The trees look identical, and snow paints the ground an eerie shade of blue. The sky is flat gray where I can see it through the trees, and I find no shadows by which to navigate.

Then I feel it again, the eyes on my neck. I hold myself perfectly still, counting to three, and then spin around.

A flash of dark movement, something retreating into the wood some yards away. In my shock I stumble backward, stepping on the hem of my cloak and falling to the ground. My breath catches in my throat as I strain to see through the trees, ignoring the freeze spreading through my backside. I daren’t move. There’s something there, standing motionless behind a tree. I can sense its shape, rising and falling, rising and falling, with slow, deliberate breaths. Then it shifts again, detaching itself from a trunk and slipping away.

Then I shriek as wet fingers graze my neck … until I realize that it’s only Stella’s cold nose. I let her snuff into my skin another moment, wondering what I just saw. If I saw anything at all.

“You’re a menace,” I mutter to my dog, climbing to my feet and dusting off my cloak.

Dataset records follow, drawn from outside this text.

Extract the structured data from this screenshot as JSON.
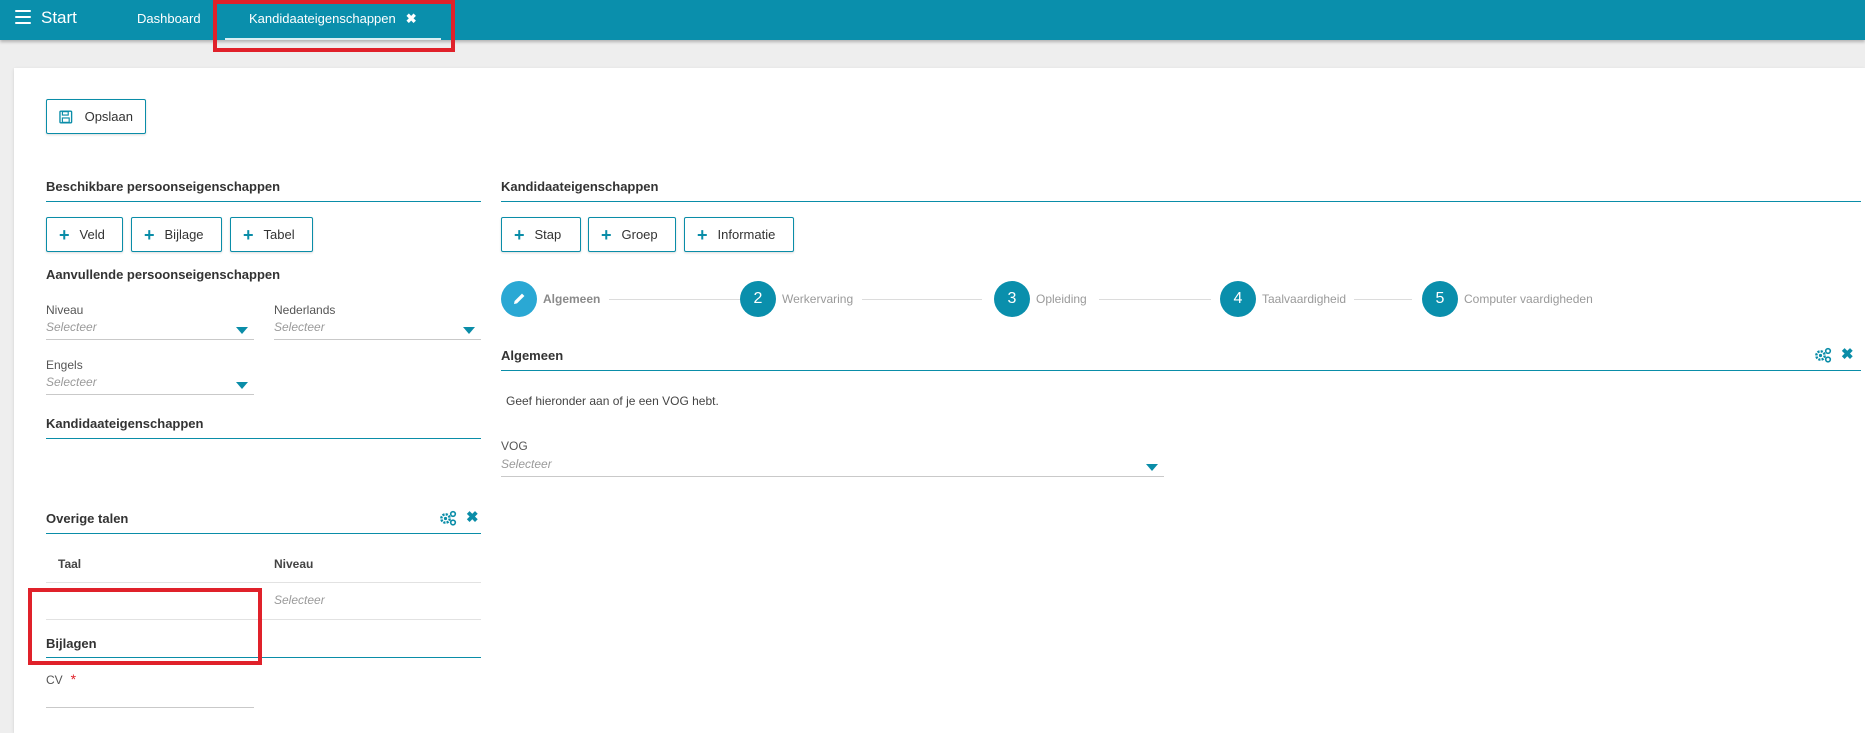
{
  "topbar": {
    "menu_icon": "hamburger-icon",
    "start": "Start",
    "tabs": [
      {
        "label": "Dashboard"
      },
      {
        "label": "Kandidaateigenschappen",
        "close": "✖"
      }
    ]
  },
  "toolbar": {
    "save_label": "Opslaan",
    "save_icon": "floppy-disk-icon"
  },
  "left": {
    "available_title": "Beschikbare persoonseigenschappen",
    "add_buttons": [
      {
        "label": "Veld"
      },
      {
        "label": "Bijlage"
      },
      {
        "label": "Tabel"
      }
    ],
    "extra_title": "Aanvullende persoonseigenschappen",
    "fields": [
      {
        "label": "Niveau",
        "placeholder": "Selecteer"
      },
      {
        "label": "Nederlands",
        "placeholder": "Selecteer"
      },
      {
        "label": "Engels",
        "placeholder": "Selecteer"
      }
    ],
    "candidate_title": "Kandidaateigenschappen",
    "other_languages": {
      "title": "Overige talen",
      "columns": [
        "Taal",
        "Niveau"
      ],
      "row": {
        "taal": "",
        "niveau_placeholder": "Selecteer"
      }
    },
    "attachments": {
      "title": "Bijlagen",
      "cv_label": "CV",
      "required_mark": "*"
    }
  },
  "right": {
    "title": "Kandidaateigenschappen",
    "add_buttons": [
      {
        "label": "Stap"
      },
      {
        "label": "Groep"
      },
      {
        "label": "Informatie"
      }
    ],
    "steps": [
      {
        "number": "",
        "label": "Algemeen",
        "icon": "pencil-icon",
        "active": true
      },
      {
        "number": "2",
        "label": "Werkervaring"
      },
      {
        "number": "3",
        "label": "Opleiding"
      },
      {
        "number": "4",
        "label": "Taalvaardigheid"
      },
      {
        "number": "5",
        "label": "Computer vaardigheden"
      }
    ],
    "group": {
      "title": "Algemeen",
      "description": "Geef hieronder aan of je een VOG hebt.",
      "field_label": "VOG",
      "field_placeholder": "Selecteer"
    }
  },
  "colors": {
    "accent": "#0a8fac",
    "highlight": "#e0212a"
  }
}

I press on into the trees, picking up a broken branch to use as a walking stick. And a childish part of me mutters, just in case I need it. The woods are dark and I’m beginning to doubt my path when I see a small hill rising out of the trees just ahead, covered in frost-stiffened brambles. I know that George could not resist such a vantage point. When I scramble to the top of it, dropping my makeshift stick in the snow, I see that I’m right. I lift the painting into place before me, and it becomes a surreal window onto bare painted branches, imposed over the snowy landscape. Just as it appears in the painting, only the upper portion of the house is visible, and I realize I’ve come a considerable distance. I know, with absolute certainty, that I am standing on the place where my brother spent his last hours. Tracing the vast, lonely landscape with my eyes, I say a silent prayer that the white birches were still in his sight when he died.

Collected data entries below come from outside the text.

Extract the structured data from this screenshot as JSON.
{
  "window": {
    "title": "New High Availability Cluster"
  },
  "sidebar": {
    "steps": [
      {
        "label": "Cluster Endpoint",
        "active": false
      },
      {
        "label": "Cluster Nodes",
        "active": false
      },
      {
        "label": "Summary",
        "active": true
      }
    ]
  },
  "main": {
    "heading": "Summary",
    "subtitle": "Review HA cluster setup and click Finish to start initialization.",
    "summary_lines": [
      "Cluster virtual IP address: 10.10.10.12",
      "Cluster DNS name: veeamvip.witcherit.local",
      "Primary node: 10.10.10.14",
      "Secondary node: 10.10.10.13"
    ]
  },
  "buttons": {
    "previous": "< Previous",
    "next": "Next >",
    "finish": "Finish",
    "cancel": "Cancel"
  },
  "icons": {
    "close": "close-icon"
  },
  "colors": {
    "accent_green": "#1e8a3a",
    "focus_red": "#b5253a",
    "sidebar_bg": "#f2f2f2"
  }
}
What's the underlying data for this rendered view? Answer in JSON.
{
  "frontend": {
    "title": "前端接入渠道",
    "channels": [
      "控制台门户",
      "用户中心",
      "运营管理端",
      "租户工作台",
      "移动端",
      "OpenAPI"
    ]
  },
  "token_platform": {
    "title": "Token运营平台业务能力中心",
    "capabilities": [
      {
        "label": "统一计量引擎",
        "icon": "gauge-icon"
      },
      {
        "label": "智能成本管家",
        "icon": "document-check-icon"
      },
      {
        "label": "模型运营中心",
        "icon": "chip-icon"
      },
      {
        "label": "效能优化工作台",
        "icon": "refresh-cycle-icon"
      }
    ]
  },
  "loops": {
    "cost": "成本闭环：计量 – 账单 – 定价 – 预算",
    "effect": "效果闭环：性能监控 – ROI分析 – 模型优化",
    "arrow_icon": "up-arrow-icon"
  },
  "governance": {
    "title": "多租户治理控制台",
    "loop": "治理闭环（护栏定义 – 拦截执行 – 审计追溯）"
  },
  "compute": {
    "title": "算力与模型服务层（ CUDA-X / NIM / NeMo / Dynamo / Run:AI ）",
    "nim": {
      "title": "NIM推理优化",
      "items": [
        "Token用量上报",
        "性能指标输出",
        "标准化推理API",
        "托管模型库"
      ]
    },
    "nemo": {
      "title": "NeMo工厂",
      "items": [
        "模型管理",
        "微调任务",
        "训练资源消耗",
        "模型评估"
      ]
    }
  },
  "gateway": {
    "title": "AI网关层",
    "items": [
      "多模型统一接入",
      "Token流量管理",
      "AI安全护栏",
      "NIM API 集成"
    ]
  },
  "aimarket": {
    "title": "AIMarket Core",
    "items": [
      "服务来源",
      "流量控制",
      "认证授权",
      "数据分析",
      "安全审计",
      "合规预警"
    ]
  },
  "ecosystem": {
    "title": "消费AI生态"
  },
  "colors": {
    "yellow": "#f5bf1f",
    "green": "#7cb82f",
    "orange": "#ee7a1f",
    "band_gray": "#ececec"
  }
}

Stella is sniffing along the ground at my feet; suddenly she goes taut, giving out a low growl that raises goose bumps on my neck. I cast a quick glance into the trees, but she’s worrying at the dirty snow.

“What have you found, love?” I whisper. My heart seizes as I spy a paintbrush, half-submerged in muck. I fall to my knees and reach a tentative finger out to touch it. The handle is dotted with clots of dried red.

Growing up on a farm, you instinctively know the look of blood, the close, metallic smell of it. Every animal we ate, my father first bled from the throat, and I’ve seen animals giving birth more times than I can count. This is not paint or dirt.

I gaze at the terrible proof in my hands and in the snow at my feet, weak with a strange mix of relief and horror. Pain, too, knowing that George must have suffered here, alone and scared.

Stella’s growl rises in intensity, and I move to calm her. Then I see the gaunt, dark figure watching me silently from the other side of the rise.